Por uma ‘Iniciativa Belt and Road’ de baixo carbono

A iniciativa chinesa Belt and Road tem potencial para aumentar a renda de centenas de milhões de pessoas. Mas é preciso garantir que os benefícios não provoquem mais mudanças no clima global.
Ma Jun e Simon Zadek*, março de 2019
 
Hoje, as discussões sobre a ação climática concentram-se sobre os maiores emissores de carbono do passado e do presente. Mas, no futuro, os maiores riscos e oportunidades relacionados ao clima estarão nos mais de 60 países envolvidos na Iniciativa Belt and Road (BRI) do governo chinês.
 
A BRI, lançada pela China em 2013, basicamente mobiliza capitais para investimentos em infraestrutura e na melhoria da conectividade entre as economias participantes, a maioria das quais encontram-se em desenvolvimento e têm renda relativamente baixa. Enquanto se espera que a BRI acelere o crescimento do PIB destas economias, os investimentos associados à iniciativa poderão também ter profundas consequências ambientais e climáticas.
 
Sem contar a China, os países hoje envolvidos na BRI representam cerca de 18% do PIB mundial e 26% das emissões globais de dióxido de carbono. Nas próximas duas décadas, no entanto, espera-se que a taxa de crescimento média do PIB destes países seja duas vezes maior do que a da OCDE, e os investimentos nestes países, provavelmente, representarão mais da metade do investimento em todo o mundo. No pior cenário, os países da BRI poderão ser responsáveis por mais de metade das emissões globais de CO2, até 2050.
 
Esta possibilidade – definida num estudo a ser publicado e do qual fomos coautores – supõe que as economias da BRI seguirão sua trajetória atual de intensidade de carbono, enquanto o resto do mundo deve reduzir suas emissões em linha com o Acordo de Paris. Em outras palavras, se não for administrado de forma ambientalmente (e climaticamente) consciente, o desenvolvimento dos países da BRI poderá prejudicar os esforços para o cumprimento das metas climáticas globais.
 
Este risco precisa ser levado a sério. Embora muitos investidores globais estejam cada vez mais sensibilizados em relação aos riscos climáticos e, portanto, menos atraídos pelos ativos que utilizam intensivamente o carbono, os projetos de infraestrutura da BRI estarão, provavelmente, em grande parte isentos destas pressões. Afinal, a maioria dos países envolvidos carece de obrigações ou de incentivos relacionados ao carbono, incluindo sistemas de fixação de preços para o carbono que mostrem aos investidores o preço sombra destes ativos.
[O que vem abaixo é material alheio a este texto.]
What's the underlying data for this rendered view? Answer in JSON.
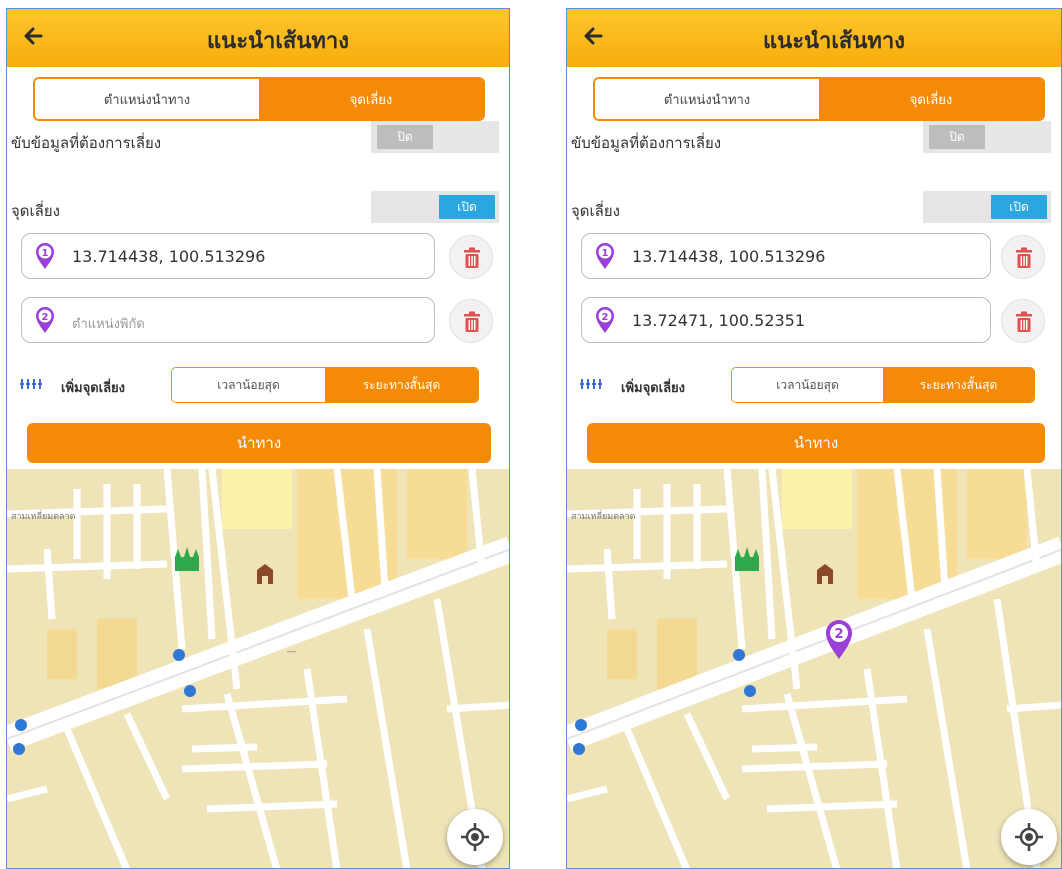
{
  "screens": [
    {
      "title": "แนะนำเส้นทาง",
      "tabs": {
        "left": "ตำแหน่งนำทาง",
        "right": "จุดเลี่ยง"
      },
      "row1_label": "ขับข้อมูลที่ต้องการเลี่ยง",
      "row1_toggle": "ปิด",
      "row2_label": "จุดเลี่ยง",
      "row2_toggle": "เปิด",
      "point1": {
        "value": "13.714438, 100.513296"
      },
      "point2": {
        "value": "",
        "placeholder": "ตำแหน่งพิกัด"
      },
      "add_label": "เพิ่มจุดเลี่ยง",
      "options": {
        "left": "เวลาน้อยสุด",
        "right": "ระยะทางสั้นสุด"
      },
      "navigate_label": "นำทาง",
      "map_label": "สามเหลี่ยมตลาด"
    },
    {
      "title": "แนะนำเส้นทาง",
      "tabs": {
        "left": "ตำแหน่งนำทาง",
        "right": "จุดเลี่ยง"
      },
      "row1_label": "ขับข้อมูลที่ต้องการเลี่ยง",
      "row1_toggle": "ปิด",
      "row2_label": "จุดเลี่ยง",
      "row2_toggle": "เปิด",
      "point1": {
        "value": "13.714438, 100.513296"
      },
      "point2": {
        "value": "13.72471, 100.52351",
        "placeholder": ""
      },
      "add_label": "เพิ่มจุดเลี่ยง",
      "options": {
        "left": "เวลาน้อยสุด",
        "right": "ระยะทางสั้นสุด"
      },
      "navigate_label": "นำทาง",
      "map_label": "สามเหลี่ยมตลาด",
      "map_marker": "2"
    }
  ],
  "colors": {
    "appbar": "#fbb813",
    "accent": "#f58a07",
    "toggle_on": "#2aa7de",
    "pin": "#9b40d6",
    "trash": "#d9534f"
  },
  "icons": [
    "back-arrow-icon",
    "location-pin-icon",
    "trash-icon",
    "add-waypoint-icon",
    "my-location-icon"
  ]
}
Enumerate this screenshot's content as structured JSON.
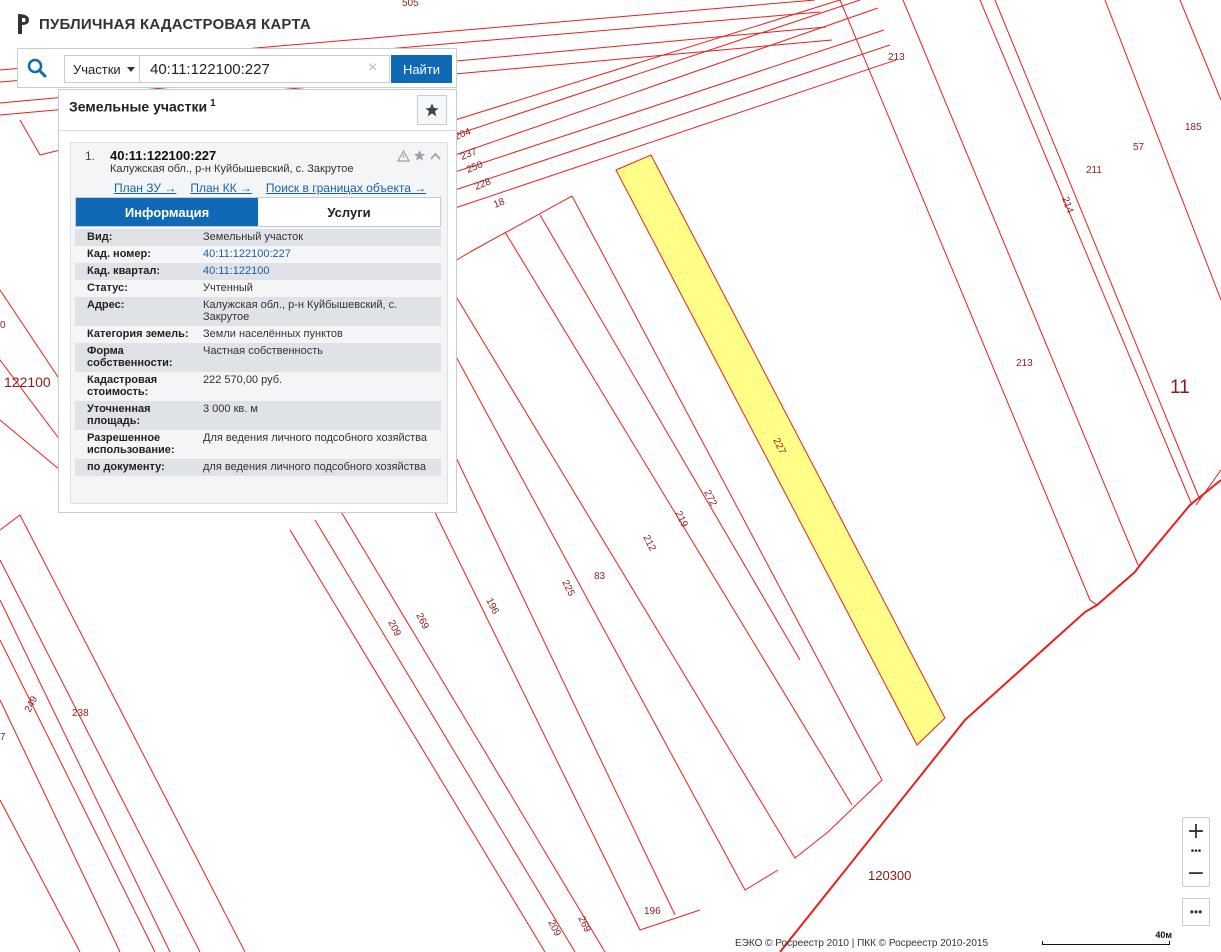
{
  "app": {
    "title": "ПУБЛИЧНАЯ КАДАСТРОВАЯ КАРТА"
  },
  "search": {
    "type_label": "Участки",
    "value": "40:11:122100:227",
    "find_label": "Найти"
  },
  "results": {
    "header": "Земельные участки",
    "count": "1",
    "item": {
      "index": "1.",
      "number": "40:11:122100:227",
      "address": "Калужская обл., р-н Куйбышевский, с. Закрутое",
      "links": {
        "plan_zu": "План ЗУ →",
        "plan_kk": "План КК →",
        "search_in_bounds": "Поиск в границах объекта →"
      },
      "tabs": {
        "info": "Информация",
        "services": "Услуги"
      },
      "fields": [
        {
          "key": "Вид:",
          "value": "Земельный участок"
        },
        {
          "key": "Кад. номер:",
          "value": "40:11:122100:227",
          "link": true
        },
        {
          "key": "Кад. квартал:",
          "value": "40:11:122100",
          "link": true
        },
        {
          "key": "Статус:",
          "value": "Учтенный"
        },
        {
          "key": "Адрес:",
          "value": "Калужская обл., р-н Куйбышевский, с. Закрутое"
        },
        {
          "key": "Категория земель:",
          "value": "Земли населённых пунктов"
        },
        {
          "key": "Форма собственности:",
          "value": "Частная собственность"
        },
        {
          "key": "Кадастровая стоимость:",
          "value": "222 570,00 руб."
        },
        {
          "key": "Уточненная площадь:",
          "value": "3 000 кв. м"
        },
        {
          "key": "Разрешенное использование:",
          "value": "Для ведения личного подсобного хозяйства"
        },
        {
          "key": "по документу:",
          "value": "для ведения личного подсобного хозяйства"
        }
      ]
    }
  },
  "map": {
    "parcel_color": "#e8201c",
    "selected_fill": "#ffff88",
    "label_color": "#8b1a1a",
    "labels": [
      "505",
      "213",
      "185",
      "57",
      "211",
      "214",
      "204",
      "237",
      "250",
      "228",
      "18",
      "227",
      "272",
      "219",
      "212",
      "83",
      "225",
      "196",
      "269",
      "209",
      "238",
      "249",
      "7",
      "0",
      "213",
      "11",
      "122100",
      "120300",
      "196",
      "209",
      "269"
    ]
  },
  "controls": {
    "zoom_in": "+",
    "zoom_out": "−",
    "zoom_dots": "•••",
    "more": "•••"
  },
  "footer": {
    "attribution": "ЕЭКО © Росреестр 2010 | ПКК © Росреестр 2010-2015",
    "scale": "40м"
  }
}
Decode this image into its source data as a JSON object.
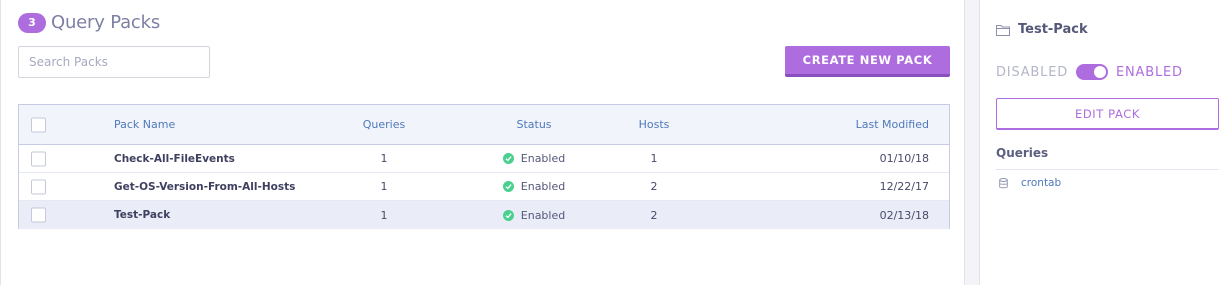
{
  "header": {
    "count": "3",
    "title": "Query Packs"
  },
  "search": {
    "placeholder": "Search Packs",
    "value": ""
  },
  "create_button": "CREATE NEW PACK",
  "table": {
    "columns": [
      "Pack Name",
      "Queries",
      "Status",
      "Hosts",
      "Last Modified"
    ],
    "rows": [
      {
        "name": "Check-All-FileEvents",
        "queries": "1",
        "status": "Enabled",
        "hosts": "1",
        "modified": "01/10/18"
      },
      {
        "name": "Get-OS-Version-From-All-Hosts",
        "queries": "1",
        "status": "Enabled",
        "hosts": "2",
        "modified": "12/22/17"
      },
      {
        "name": "Test-Pack",
        "queries": "1",
        "status": "Enabled",
        "hosts": "2",
        "modified": "02/13/18"
      }
    ]
  },
  "sidebar": {
    "pack_name": "Test-Pack",
    "toggle": {
      "off_label": "DISABLED",
      "on_label": "ENABLED",
      "state": "enabled"
    },
    "edit_button": "EDIT PACK",
    "queries_heading": "Queries",
    "queries": [
      "crontab"
    ]
  },
  "colors": {
    "accent": "#ae6ddf",
    "link": "#4e79ba",
    "status_enabled": "#4bd08f"
  },
  "icons": {
    "status": "check-circle-icon",
    "pack": "folder-icon",
    "query": "database-icon"
  }
}
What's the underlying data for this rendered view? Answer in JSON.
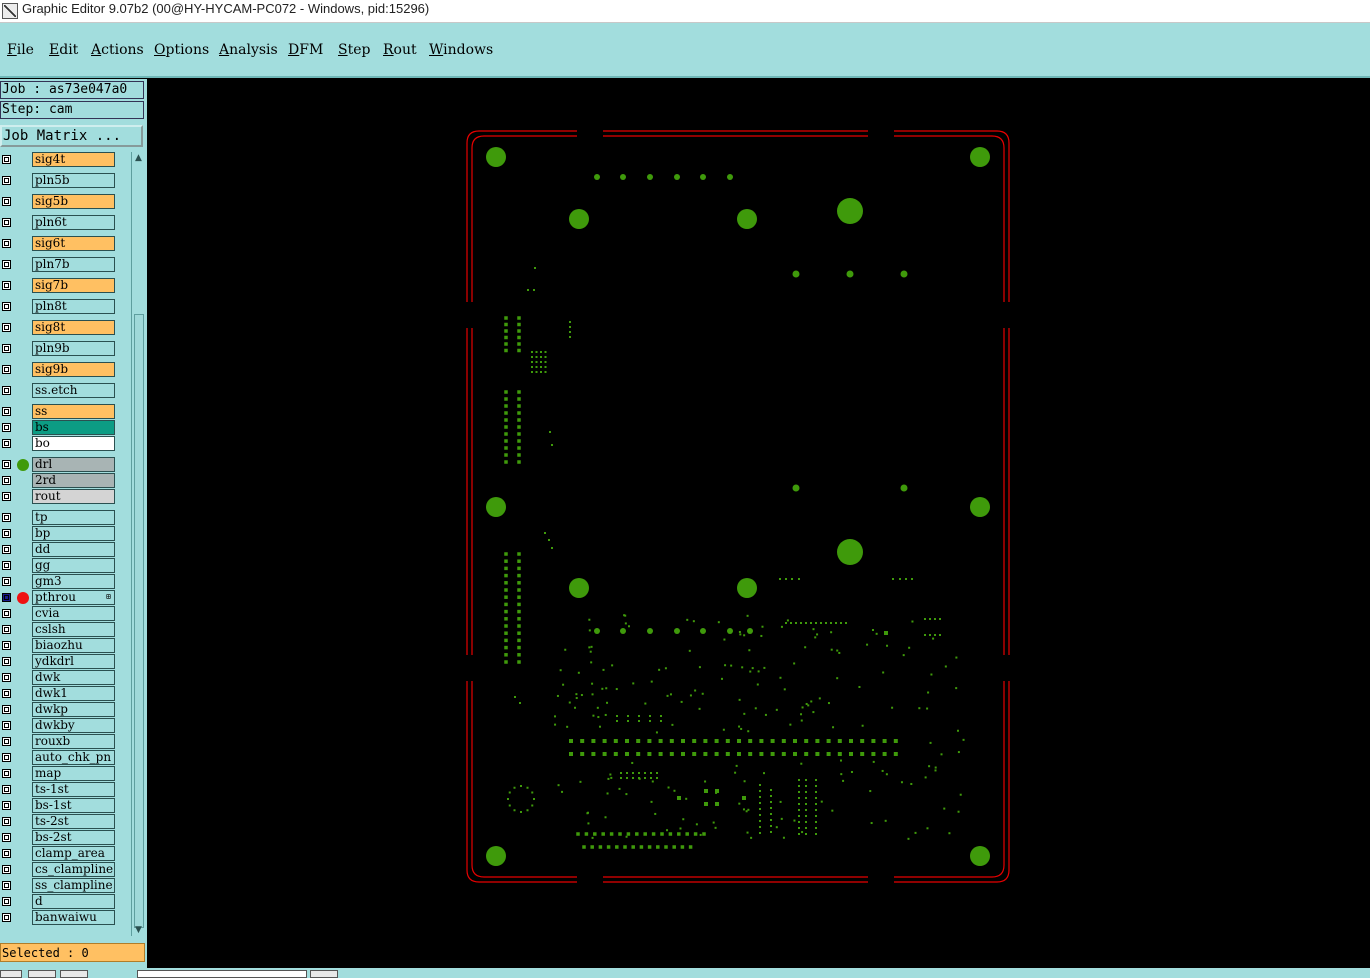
{
  "window": {
    "title": "Graphic Editor 9.07b2 (00@HY-HYCAM-PC072 - Windows, pid:15296)",
    "app_icon": "graphic-editor-icon"
  },
  "menu": [
    {
      "label": "File"
    },
    {
      "label": "Edit"
    },
    {
      "label": "Actions"
    },
    {
      "label": "Options"
    },
    {
      "label": "Analysis"
    },
    {
      "label": "DFM"
    },
    {
      "label": "Step"
    },
    {
      "label": "Rout"
    },
    {
      "label": "Windows"
    }
  ],
  "job_info": {
    "job": "Job : as73e047a0",
    "step": "Step: cam",
    "job_matrix_button": "Job Matrix ..."
  },
  "colors": {
    "signal_layer": "#ffc062",
    "plane_layer": "#a2dddd",
    "solder_mask_layer": "#0c9c84",
    "drill_layer": "#a8b4b4",
    "rout_layer": "#d4d4d4",
    "profile_outline": "#e60000",
    "pad_fill": "#3f9a0b",
    "canvas_bg": "#000000",
    "panel_bg": "#a2dddd"
  },
  "layers": [
    {
      "name": "sig4t",
      "type": "signal"
    },
    {
      "name": "pln5b",
      "type": "plane"
    },
    {
      "name": "sig5b",
      "type": "signal"
    },
    {
      "name": "pln6t",
      "type": "plane"
    },
    {
      "name": "sig6t",
      "type": "signal"
    },
    {
      "name": "pln7b",
      "type": "plane"
    },
    {
      "name": "sig7b",
      "type": "signal"
    },
    {
      "name": "pln8t",
      "type": "plane"
    },
    {
      "name": "sig8t",
      "type": "signal"
    },
    {
      "name": "pln9b",
      "type": "plane"
    },
    {
      "name": "sig9b",
      "type": "signal"
    },
    {
      "name": "ss.etch",
      "type": "plane"
    },
    {
      "name": "ss",
      "type": "signal"
    },
    {
      "name": "bs",
      "type": "mask"
    },
    {
      "name": "bo",
      "type": "white"
    },
    {
      "name": "drl",
      "type": "drill",
      "indicator": "green-dot"
    },
    {
      "name": "2rd",
      "type": "drill"
    },
    {
      "name": "rout",
      "type": "rout"
    },
    {
      "name": "tp",
      "type": "misc"
    },
    {
      "name": "bp",
      "type": "misc"
    },
    {
      "name": "dd",
      "type": "misc"
    },
    {
      "name": "gg",
      "type": "misc"
    },
    {
      "name": "gm3",
      "type": "misc"
    },
    {
      "name": "pthrou",
      "type": "misc",
      "indicator": "red-dot",
      "active": true
    },
    {
      "name": "cvia",
      "type": "misc"
    },
    {
      "name": "cslsh",
      "type": "misc"
    },
    {
      "name": "biaozhu",
      "type": "misc"
    },
    {
      "name": "ydkdrl",
      "type": "misc"
    },
    {
      "name": "dwk",
      "type": "misc"
    },
    {
      "name": "dwk1",
      "type": "misc"
    },
    {
      "name": "dwkp",
      "type": "misc"
    },
    {
      "name": "dwkby",
      "type": "misc"
    },
    {
      "name": "rouxb",
      "type": "misc"
    },
    {
      "name": "auto_chk_pn",
      "type": "misc"
    },
    {
      "name": "map",
      "type": "misc"
    },
    {
      "name": "ts-1st",
      "type": "misc"
    },
    {
      "name": "bs-1st",
      "type": "misc"
    },
    {
      "name": "ts-2st",
      "type": "misc"
    },
    {
      "name": "bs-2st",
      "type": "misc"
    },
    {
      "name": "clamp_area",
      "type": "misc"
    },
    {
      "name": "cs_clampline",
      "type": "misc"
    },
    {
      "name": "ss_clampline",
      "type": "misc"
    },
    {
      "name": "d",
      "type": "misc"
    },
    {
      "name": "banwaiwu",
      "type": "misc"
    }
  ],
  "status": {
    "selected": "Selected : 0"
  }
}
Além disso, estes países mantêm muitos dos seus ativos carbono-intensivos nas contas públicas, o que faz com que sejam menos propensos a tornarem-se “ativos encalhados”.
 
A fim de garantir que o desenvolvimento dos países da BRI não prejudique a agenda climática global, é necessário tomar medidas capazes de reduzir substancialmente a pegada de carbono dos novos investimentos. O tempo para agir é curto: as decisões de investimento tomadas nos próximos anos determinarão a intensidade de carbono de infraestruturas cruciais e de ativos imobiliários que funcionarão durante décadas.
 
Combinando a política, as finanças, a experiência e os recursos tecnológicos da comunidade internacional, é possível lançar as bases para o desenvolvimento de baixo carbono nas economias da BRI. Para isso, há três ações especificas e interligadas que precisam ser realizadas.
 
1a. Os investidores globais devem ser convencidos a adotar princípios ecológicos para investimentos na região da BRI. Tal esforço poderia incluir a promoção dos Princípios de Investimento Verde para a iniciativa, apresentados pela Comissão de Financiamento Verde da China e pela Cidade de Londres em novembro passado, em cidades como Hong Kong, Nova Iorque, Londres e Singapura – as principais fontes de capital do mundo. Exigir que os investidores divulguem a pegada de carbono dos projetos de infraestrutura da BRI, em vez de apenas o risco que as mudanças climáticas representam para os investimentos, também faria a diferença.
 
2a. A China deveria tomar medidas mais agressivas para a promoção de investimentos de baixo carbono nos países da BRI, em linha com os compromissos de alto nível do governo para a promoção do desenvolvimento sustentável e da sua liderança climática internacional. Por exemplo, a China poderia exigir que todos os investimentos da BRI realizados por instituições financeiras e corporações não financeiras chinesas aderissem claramente à padrões ecológicos específicos. Isto deveria ser complementado pela criação de um pacto de baixo carbono entre as principais empresas chinesas e internacionais que implantam os projetos financiados pela BRI e fornecem tecnologias aos países participantes.
 
3a. As organizações internacionais deveriam aumentar o seu apoio aos países da BRI para o desenvolvimento de infraestruturas ecológicas. Para além da governança ambiental, estas organizações deveriam contribuir para o avanço de estruturas para uma política de financiamento “verde” e aumentar a sua capacidade para contratos públicos “verdes”. Afinal de contas, embora a maioria dos investimentos em infraestruturas da BRI ainda dependa de financiamento internacional, ao longo do tempo, os sistemas financeiros dos grandes países da BRI moldarão cada vez mais a intensidade de carbono dos investimentos nacionais.
 
A BRI tem potencial para revigorar economias em desenvolvimento e aumentar os rendimentos de milhões de pessoas. Mas precisamos garantir que tais benefícios não sejam ofuscados por mudanças climáticas não mitigadas. Agora é o momento da China e da comunidade internacional trabalharem juntas para tomarem medidas concretas, de forma a garantir que os investimentos da BRI sejam amigos do meio ambiente.
* Ma Jun, foi economista-chefe do People’s Bank of China e é Diretor do Centro de Finanças e Desenvolvimento da Universidade de Tsinghua e presidente do China’s Green Finance Committee. Simon Zadek é professor visitante no Centro de Finanças e Desenvolvimento da Universidade de Tsinghua.